Serving as an anesthesiologist and licensed acupuncturist, Buckenmaier notes that the pain rating scale and resulting new way of looking at medicine opens doors for an easier way to assess pain, and for the better prescribing of medications or treatments for pain. He stated that the new scale can be used to explore pain management techniques that have been around for millennia, such as acupuncture or massage, alongside prescribed drugs.
“It’s not to replace opioids; it would be a mistake to think so,” Buckenmaier said. “I would hate to deploy to the modern battlefield without these tools in my toolkit. But we’re educating the next generation to look at these other modalities like yoga and biofeedback as complements to medicine, too.”
While treatment steps after diagnosis are important, the initial pain assessment is also integral to properly treat and manage pain – the reason Buckenmaier put a specific emphasis on communication and education between patients and health care providers.
“It’s far more than just asking the patient about pain,” he said, “It’s helping the patient understand what the goals are in their therapy and understand what pain management actually looks like.”
Buckenmaier encourages providers to educate and familiarize themselves with patients, but also tells patients to self-educate through the numerous resources available on combating pain.
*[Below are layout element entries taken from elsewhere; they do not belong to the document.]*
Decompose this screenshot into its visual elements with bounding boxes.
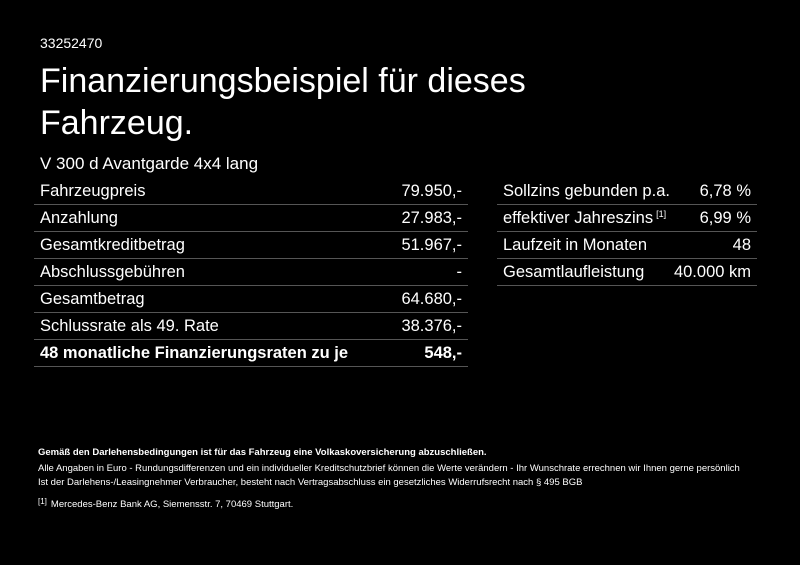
row-label: Fahrzeugpreis [40, 182, 145, 201]
label-text: Gesamtkreditbetrag [40, 235, 185, 254]
terms-table: Sollzins gebunden p.a. 6,78 % effektiver J… [497, 178, 757, 286]
row-label: effektiver Jahreszins [1] [503, 209, 666, 228]
row-value: 6,99 % [699, 208, 751, 227]
row-value: 64.680,- [401, 289, 462, 308]
row-value: 6,78 % [699, 181, 751, 200]
row-value: 40.000 km [673, 262, 751, 281]
vehicle-id: 33252470 [40, 35, 103, 51]
table-row: Schlussrate als 49. Rate 38.376,- [34, 313, 468, 340]
row-label: Schlussrate als 49. Rate [40, 317, 219, 336]
label-text: Gesamtlaufleistung [503, 262, 645, 281]
footer-line: Ist der Darlehens-/Leasingnehmer Verbrau… [38, 477, 583, 488]
footer: Gemäß den Darlehensbedingungen ist für d… [38, 446, 740, 512]
row-value: 38.376,- [401, 316, 462, 335]
row-value: - [456, 262, 463, 281]
row-label: Sollzins gebunden p.a. [503, 182, 670, 201]
table-row: effektiver Jahreszins [1] 6,99 % [497, 205, 757, 232]
label-text: Gesamtbetrag [40, 289, 145, 308]
row-value: 548,- [424, 343, 462, 362]
finance-table: Fahrzeugpreis 79.950,- Anzahlung 27.983,- Ge… [34, 178, 468, 367]
row-label: Gesamtkreditbetrag [40, 236, 185, 255]
label-text: 48 monatliche Finanzierungsraten zu je [40, 343, 349, 362]
table-row: Abschlussgebühren - [34, 259, 468, 286]
row-value: 79.950,- [401, 181, 462, 200]
label-text: Anzahlung [40, 208, 118, 227]
table-row: Gesamtlaufleistung 40.000 km [497, 259, 757, 286]
table-row: Anzahlung 27.983,- [34, 205, 468, 232]
row-label: Laufzeit in Monaten [503, 236, 647, 255]
row-value: 27.983,- [401, 208, 462, 227]
table-row: Gesamtbetrag 64.680,- [34, 286, 468, 313]
footnote-marker: [1] [656, 208, 667, 219]
footnote: [1] Mercedes-Benz Bank AG, Siemensstr. 7,… [38, 495, 740, 513]
row-label: Gesamtbetrag [40, 290, 145, 309]
table-row: 48 monatliche Finanzierungsraten zu je 54… [34, 340, 468, 367]
table-row: Sollzins gebunden p.a. 6,78 % [497, 178, 757, 205]
footer-line: Alle Angaben in Euro - Rundungsdifferenz… [38, 462, 740, 474]
model-name: V 300 d Avantgarde 4x4 lang [40, 154, 259, 173]
row-label: Gesamtlaufleistung [503, 263, 644, 282]
label-text: Laufzeit in Monaten [503, 235, 648, 254]
row-value: 51.967,- [401, 235, 462, 254]
row-label: Abschlussgebühren [40, 263, 185, 282]
footnote-marker: [1] [38, 496, 47, 506]
table-row: Fahrzeugpreis 79.950,- [34, 178, 468, 205]
notice: Gemäß den Darlehensbedingungen ist für d… [38, 447, 487, 458]
label-text: Sollzins gebunden p.a. [503, 181, 670, 200]
label-text: Schlussrate als 49. Rate [40, 316, 219, 335]
label-text: Fahrzeugpreis [40, 181, 146, 200]
row-label: 48 monatliche Finanzierungsraten zu je [40, 344, 348, 363]
label-text: Abschlussgebühren [40, 262, 185, 281]
row-value: 48 [732, 235, 751, 254]
row-label: Anzahlung [40, 209, 118, 228]
table-row: Laufzeit in Monaten 48 [497, 232, 757, 259]
label-text: effektiver Jahreszins [503, 208, 654, 227]
title: Finanzierungsbeispiel für dieses Fahrzeu… [40, 62, 526, 142]
footnote-text: Mercedes-Benz Bank AG, Siemensstr. 7, 70… [50, 498, 294, 510]
table-row: Gesamtkreditbetrag 51.967,- [34, 232, 468, 259]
“We want to empower patients to ask questions,” Buckenmaier said, “and educate themselves on what’s out there. If you think a treatment won’t work for you, talk to your doctor about that or seek additional opinions.”
As far as the future of pain management in the military, Buckenmaier is hopeful.
“I’m very pleased with the leadership in the military to see that we’re adopting these new scales and reframing what we’re looking at as successful pain management,” he said. “I think that we’re going to be leading the nation pretty soon in that respect.”